The federal suit said the SPCA, a nonprofit group based in Smithtown and authorized by state law to investigate animal cruelty cases, improperly got search warrants to dig up Kanciper's farm and search her house, refused to let her call her attorney and held her captive during a March 2010 raid.
"A whole swarm of people came, thinking I'd killed all these horses," she said when the suits were filed.
"It was devastating."
Her group, New York Horse Rescue, has saved more than 1,500 mistreated horses since 1999, she has said. She also teaches horseback riding.
Kanciper said she is now focused on her pending federal lawsuit against Suffolk District Attorney Thomas Spota and former Assistant District Attorney Leonard Lato for their roles in her prosecution.
That suit charges that after two other prosecutors said there was no case against Kanciper, Lato revived it and came to the farm to observe the SPCA's search, and that Spota exercised no control over him.

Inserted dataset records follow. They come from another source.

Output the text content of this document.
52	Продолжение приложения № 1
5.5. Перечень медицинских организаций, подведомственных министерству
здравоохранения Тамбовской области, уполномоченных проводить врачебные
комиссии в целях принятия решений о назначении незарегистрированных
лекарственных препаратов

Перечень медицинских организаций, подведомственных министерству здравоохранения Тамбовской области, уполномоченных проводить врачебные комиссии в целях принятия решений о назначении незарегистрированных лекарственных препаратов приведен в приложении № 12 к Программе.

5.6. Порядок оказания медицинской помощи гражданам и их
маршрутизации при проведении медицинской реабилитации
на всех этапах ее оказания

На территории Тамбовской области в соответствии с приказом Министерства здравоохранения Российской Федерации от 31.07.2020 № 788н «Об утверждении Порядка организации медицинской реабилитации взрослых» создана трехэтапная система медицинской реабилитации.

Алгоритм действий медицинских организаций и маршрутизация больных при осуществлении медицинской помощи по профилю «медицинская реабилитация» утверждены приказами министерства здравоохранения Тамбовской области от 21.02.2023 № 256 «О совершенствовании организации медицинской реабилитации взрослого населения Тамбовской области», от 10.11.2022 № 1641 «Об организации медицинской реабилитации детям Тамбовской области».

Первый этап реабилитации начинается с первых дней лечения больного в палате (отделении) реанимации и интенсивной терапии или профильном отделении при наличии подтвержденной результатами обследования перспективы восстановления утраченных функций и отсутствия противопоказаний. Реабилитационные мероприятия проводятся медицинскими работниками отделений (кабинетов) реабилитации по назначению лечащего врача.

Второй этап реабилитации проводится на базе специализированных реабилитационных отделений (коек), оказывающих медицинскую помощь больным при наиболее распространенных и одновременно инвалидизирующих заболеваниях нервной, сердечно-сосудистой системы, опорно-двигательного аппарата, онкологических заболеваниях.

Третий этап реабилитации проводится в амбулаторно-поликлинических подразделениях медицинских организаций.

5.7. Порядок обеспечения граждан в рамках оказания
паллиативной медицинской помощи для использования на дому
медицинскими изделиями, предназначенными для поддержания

"I always colored between the lines," Kanciper said, saying she never did anything wrong. "I think what Lato and Spota did was just despicable."
A spokesman for Spota declined to comment.
Last year, U.S. District Judge Arthur Spatt ruled that Lato and Spota's actions were not covered by prosecutorial immunity, which protects prosecutors for their actions in court.
It does not cover investigative or administrative actions, Spatt ruled.